I stood upon the Orange Hill Cemetery, beside my fathers grave, in a driving rain storm. Below me, flowing downhill, the middle road through the monuments became for a brief moment, a flowing river. And soon, the storm moved on toward the sand hills over Gulf Hammock and on out over the Gulf. Wet from the waist down, I walked with the flowing water down to the intersection where Melanies family members rest. I brushed the wet, newly mowed grass from their graves, pulled a few weeds, righted the vases blown over.
It was a quiet gesture. Soon the sun appeared and the river turned to road again. The clouds gave way to a clean blue. The memory of the river remained. The few slabs of those I once knew could again reflect the evening light.
As artists we are often desperately in need of recognition. We are gregarious types in our shy, reclusive natures, in conflict with the need to share our visions and at the same time, our hesitancy to reveal our inner visions, wanting to protect them. Some are not as timid, and throw it out for all, come what may, hardened ones, confident ones.
When I showed this photograph to one, pulling it up, my enthusiasm in no way matched his lack of.
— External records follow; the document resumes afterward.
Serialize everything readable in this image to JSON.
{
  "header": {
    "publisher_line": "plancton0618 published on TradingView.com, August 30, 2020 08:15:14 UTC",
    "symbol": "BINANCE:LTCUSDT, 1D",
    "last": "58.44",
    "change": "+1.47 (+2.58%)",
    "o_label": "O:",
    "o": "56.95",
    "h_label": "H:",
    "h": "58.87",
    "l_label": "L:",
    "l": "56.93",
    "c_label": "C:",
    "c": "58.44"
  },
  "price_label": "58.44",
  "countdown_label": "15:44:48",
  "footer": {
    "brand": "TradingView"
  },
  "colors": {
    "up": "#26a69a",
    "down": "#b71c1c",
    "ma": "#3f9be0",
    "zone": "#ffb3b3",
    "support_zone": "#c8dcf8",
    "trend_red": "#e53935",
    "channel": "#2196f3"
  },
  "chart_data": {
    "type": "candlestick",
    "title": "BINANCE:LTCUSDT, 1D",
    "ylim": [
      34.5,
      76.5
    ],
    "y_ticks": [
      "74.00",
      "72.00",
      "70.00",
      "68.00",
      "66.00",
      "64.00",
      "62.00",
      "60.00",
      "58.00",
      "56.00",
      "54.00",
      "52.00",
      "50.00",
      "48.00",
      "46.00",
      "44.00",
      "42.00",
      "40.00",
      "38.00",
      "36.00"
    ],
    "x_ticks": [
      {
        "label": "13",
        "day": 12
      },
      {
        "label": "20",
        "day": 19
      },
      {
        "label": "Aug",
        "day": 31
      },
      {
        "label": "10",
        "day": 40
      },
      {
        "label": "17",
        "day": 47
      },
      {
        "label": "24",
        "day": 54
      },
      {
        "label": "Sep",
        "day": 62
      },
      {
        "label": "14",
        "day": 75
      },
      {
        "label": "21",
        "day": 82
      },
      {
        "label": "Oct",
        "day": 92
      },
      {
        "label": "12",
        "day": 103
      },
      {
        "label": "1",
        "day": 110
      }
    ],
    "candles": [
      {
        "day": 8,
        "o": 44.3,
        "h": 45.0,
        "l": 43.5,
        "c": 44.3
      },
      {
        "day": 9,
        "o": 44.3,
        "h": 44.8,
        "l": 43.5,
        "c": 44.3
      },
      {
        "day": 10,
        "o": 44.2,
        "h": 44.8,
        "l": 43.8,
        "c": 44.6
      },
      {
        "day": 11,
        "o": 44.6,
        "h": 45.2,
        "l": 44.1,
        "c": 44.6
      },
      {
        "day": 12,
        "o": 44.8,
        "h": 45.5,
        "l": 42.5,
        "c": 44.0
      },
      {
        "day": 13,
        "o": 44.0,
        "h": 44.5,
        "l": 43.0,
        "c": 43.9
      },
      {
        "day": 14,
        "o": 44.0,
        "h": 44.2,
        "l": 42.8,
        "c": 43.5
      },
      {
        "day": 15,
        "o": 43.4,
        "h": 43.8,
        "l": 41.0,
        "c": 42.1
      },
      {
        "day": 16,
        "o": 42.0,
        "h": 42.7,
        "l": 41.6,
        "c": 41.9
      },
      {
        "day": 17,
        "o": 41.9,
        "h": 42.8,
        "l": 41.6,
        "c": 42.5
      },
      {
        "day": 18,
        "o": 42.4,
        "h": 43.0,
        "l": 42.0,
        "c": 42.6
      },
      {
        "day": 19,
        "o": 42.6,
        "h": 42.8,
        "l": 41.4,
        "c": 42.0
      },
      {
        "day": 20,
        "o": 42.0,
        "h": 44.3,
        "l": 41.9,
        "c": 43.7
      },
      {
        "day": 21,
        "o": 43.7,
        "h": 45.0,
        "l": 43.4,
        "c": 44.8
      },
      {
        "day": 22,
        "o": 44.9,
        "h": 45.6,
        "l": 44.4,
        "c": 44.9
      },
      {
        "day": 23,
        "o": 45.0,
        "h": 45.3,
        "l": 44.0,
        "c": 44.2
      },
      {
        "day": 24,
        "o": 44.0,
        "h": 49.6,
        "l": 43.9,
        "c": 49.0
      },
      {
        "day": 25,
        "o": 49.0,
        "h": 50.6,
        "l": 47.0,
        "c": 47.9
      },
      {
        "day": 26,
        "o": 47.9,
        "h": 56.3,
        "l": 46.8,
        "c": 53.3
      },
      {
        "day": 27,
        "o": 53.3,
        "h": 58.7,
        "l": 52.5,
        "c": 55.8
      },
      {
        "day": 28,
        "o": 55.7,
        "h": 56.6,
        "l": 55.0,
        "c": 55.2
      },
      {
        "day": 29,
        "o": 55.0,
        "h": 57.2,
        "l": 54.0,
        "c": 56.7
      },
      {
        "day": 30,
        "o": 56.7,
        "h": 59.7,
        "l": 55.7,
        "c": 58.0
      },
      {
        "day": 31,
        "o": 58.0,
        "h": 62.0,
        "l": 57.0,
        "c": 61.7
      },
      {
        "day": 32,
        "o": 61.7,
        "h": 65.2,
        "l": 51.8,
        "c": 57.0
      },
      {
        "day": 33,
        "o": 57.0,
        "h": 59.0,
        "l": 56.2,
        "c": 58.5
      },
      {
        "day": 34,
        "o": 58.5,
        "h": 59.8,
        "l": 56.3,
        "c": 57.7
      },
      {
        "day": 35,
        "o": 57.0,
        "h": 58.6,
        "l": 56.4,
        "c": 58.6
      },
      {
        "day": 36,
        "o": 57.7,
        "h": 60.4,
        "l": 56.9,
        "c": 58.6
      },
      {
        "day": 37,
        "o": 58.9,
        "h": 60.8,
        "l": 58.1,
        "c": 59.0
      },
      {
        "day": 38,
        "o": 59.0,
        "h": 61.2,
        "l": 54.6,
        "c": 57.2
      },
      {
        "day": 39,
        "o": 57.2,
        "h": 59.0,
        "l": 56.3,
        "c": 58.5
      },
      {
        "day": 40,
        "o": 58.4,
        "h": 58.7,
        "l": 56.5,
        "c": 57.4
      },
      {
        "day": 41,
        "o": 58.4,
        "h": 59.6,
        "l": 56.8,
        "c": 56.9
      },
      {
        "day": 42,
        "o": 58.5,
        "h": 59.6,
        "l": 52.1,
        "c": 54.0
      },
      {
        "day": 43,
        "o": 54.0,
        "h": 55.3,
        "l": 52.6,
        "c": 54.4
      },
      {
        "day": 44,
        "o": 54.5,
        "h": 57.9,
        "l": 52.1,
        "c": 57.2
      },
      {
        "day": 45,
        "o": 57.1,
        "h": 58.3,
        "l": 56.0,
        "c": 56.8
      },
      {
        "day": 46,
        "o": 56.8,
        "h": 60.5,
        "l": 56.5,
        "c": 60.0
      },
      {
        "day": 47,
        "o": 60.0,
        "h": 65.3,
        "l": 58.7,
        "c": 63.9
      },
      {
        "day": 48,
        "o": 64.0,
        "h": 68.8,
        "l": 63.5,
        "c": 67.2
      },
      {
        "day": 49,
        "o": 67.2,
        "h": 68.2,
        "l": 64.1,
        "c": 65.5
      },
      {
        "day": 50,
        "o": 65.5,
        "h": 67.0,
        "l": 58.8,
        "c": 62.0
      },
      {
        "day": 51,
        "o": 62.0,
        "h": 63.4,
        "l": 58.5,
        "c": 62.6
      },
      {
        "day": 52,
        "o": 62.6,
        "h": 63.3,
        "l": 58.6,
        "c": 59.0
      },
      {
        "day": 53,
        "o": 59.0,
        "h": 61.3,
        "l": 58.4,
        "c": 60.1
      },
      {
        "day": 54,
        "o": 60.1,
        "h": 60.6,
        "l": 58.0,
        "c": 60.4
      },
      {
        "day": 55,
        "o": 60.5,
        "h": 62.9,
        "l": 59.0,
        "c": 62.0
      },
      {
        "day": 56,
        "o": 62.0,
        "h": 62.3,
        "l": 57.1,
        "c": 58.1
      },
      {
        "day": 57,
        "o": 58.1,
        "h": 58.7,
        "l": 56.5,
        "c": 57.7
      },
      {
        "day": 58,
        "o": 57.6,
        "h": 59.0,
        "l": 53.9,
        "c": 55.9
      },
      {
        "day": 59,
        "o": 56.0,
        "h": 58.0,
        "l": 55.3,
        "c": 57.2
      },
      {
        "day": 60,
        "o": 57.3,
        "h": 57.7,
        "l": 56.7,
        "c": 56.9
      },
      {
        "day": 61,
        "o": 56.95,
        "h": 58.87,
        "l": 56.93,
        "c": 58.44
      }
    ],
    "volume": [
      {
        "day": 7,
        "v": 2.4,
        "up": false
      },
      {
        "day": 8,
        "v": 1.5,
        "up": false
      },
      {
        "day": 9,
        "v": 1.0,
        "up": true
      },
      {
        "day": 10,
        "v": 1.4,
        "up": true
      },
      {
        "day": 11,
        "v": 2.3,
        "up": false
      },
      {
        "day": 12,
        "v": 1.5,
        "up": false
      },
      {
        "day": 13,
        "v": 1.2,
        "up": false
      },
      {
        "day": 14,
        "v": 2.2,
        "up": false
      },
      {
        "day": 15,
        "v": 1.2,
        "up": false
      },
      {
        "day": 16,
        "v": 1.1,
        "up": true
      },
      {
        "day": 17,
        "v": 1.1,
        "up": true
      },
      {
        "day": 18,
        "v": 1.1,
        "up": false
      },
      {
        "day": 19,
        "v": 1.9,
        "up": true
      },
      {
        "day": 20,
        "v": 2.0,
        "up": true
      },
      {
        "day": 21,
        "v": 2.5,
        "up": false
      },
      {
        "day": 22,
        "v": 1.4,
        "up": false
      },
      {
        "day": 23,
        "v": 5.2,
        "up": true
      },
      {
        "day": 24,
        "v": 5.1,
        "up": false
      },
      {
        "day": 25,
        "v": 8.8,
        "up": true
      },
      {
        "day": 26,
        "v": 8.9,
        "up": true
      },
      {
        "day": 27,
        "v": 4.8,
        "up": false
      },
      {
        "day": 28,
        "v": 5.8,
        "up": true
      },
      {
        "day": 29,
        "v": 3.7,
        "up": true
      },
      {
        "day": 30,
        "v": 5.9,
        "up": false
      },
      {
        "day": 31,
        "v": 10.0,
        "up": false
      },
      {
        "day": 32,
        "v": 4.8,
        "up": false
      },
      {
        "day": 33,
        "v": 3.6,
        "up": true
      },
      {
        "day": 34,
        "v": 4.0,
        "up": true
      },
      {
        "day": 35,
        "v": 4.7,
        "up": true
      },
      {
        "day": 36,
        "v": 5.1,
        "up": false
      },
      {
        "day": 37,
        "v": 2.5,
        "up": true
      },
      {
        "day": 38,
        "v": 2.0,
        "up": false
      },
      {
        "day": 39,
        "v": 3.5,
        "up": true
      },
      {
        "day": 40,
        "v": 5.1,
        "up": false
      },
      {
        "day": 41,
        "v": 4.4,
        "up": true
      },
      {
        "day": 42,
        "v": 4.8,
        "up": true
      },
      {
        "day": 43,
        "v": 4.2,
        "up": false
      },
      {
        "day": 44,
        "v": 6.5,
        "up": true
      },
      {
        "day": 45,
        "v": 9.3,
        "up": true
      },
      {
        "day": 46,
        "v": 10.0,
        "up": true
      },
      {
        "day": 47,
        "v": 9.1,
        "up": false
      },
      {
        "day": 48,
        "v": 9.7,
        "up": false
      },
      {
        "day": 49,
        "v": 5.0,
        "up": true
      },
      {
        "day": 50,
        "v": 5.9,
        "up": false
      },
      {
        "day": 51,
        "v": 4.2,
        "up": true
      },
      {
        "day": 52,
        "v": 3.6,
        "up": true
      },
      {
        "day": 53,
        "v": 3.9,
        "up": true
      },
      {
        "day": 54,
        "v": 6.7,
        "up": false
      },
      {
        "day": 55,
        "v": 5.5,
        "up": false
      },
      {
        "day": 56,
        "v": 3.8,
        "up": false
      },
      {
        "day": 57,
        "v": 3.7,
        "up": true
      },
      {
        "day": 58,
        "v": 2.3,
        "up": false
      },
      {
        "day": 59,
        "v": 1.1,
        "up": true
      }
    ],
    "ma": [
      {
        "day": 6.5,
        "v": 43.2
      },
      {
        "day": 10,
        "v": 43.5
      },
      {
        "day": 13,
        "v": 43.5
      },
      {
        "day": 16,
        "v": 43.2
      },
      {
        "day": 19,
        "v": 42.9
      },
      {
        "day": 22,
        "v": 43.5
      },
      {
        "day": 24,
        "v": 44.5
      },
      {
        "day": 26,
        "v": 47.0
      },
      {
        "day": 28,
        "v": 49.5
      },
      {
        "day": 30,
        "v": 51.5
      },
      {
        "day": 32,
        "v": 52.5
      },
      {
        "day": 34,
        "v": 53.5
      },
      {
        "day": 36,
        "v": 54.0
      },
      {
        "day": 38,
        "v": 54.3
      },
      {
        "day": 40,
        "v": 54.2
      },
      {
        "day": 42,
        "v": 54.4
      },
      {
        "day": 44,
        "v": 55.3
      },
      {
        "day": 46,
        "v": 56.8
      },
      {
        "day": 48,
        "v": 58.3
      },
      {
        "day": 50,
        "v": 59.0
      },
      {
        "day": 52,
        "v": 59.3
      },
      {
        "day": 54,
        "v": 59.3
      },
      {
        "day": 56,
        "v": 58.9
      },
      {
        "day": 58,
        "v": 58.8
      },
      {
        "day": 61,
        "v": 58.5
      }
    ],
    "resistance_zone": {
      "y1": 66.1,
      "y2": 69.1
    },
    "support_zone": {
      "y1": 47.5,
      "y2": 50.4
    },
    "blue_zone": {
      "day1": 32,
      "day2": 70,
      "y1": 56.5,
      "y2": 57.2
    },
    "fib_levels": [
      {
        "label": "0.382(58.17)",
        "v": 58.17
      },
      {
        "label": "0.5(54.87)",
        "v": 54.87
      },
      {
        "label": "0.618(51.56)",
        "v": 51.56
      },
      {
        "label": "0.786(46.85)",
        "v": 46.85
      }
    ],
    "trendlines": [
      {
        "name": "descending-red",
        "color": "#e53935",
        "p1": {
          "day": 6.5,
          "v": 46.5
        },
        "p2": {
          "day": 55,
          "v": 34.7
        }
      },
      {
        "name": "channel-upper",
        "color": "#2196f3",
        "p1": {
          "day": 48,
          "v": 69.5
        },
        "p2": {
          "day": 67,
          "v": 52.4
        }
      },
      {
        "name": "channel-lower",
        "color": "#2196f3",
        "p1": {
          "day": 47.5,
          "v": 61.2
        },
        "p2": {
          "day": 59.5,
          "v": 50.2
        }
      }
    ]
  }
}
It was just another look and move on, another ho hum moment. One who would never consider getting out of the car in a cemetery in a storm with an umbrella and walking the entire length, enthralled with it all.
I just could not convey that. It was just a photograph that was not that special. What was I to do? Upbraid him for his lack of interest in walking with the dead beside rivers soon to disappear? A certain pity on my part, for me, for him, that I was 'this way', that he and most of whom I move and breathe with are, 'that way', an oddity among the normality, trying quietly to fit in, to sit in vehicles when rains come.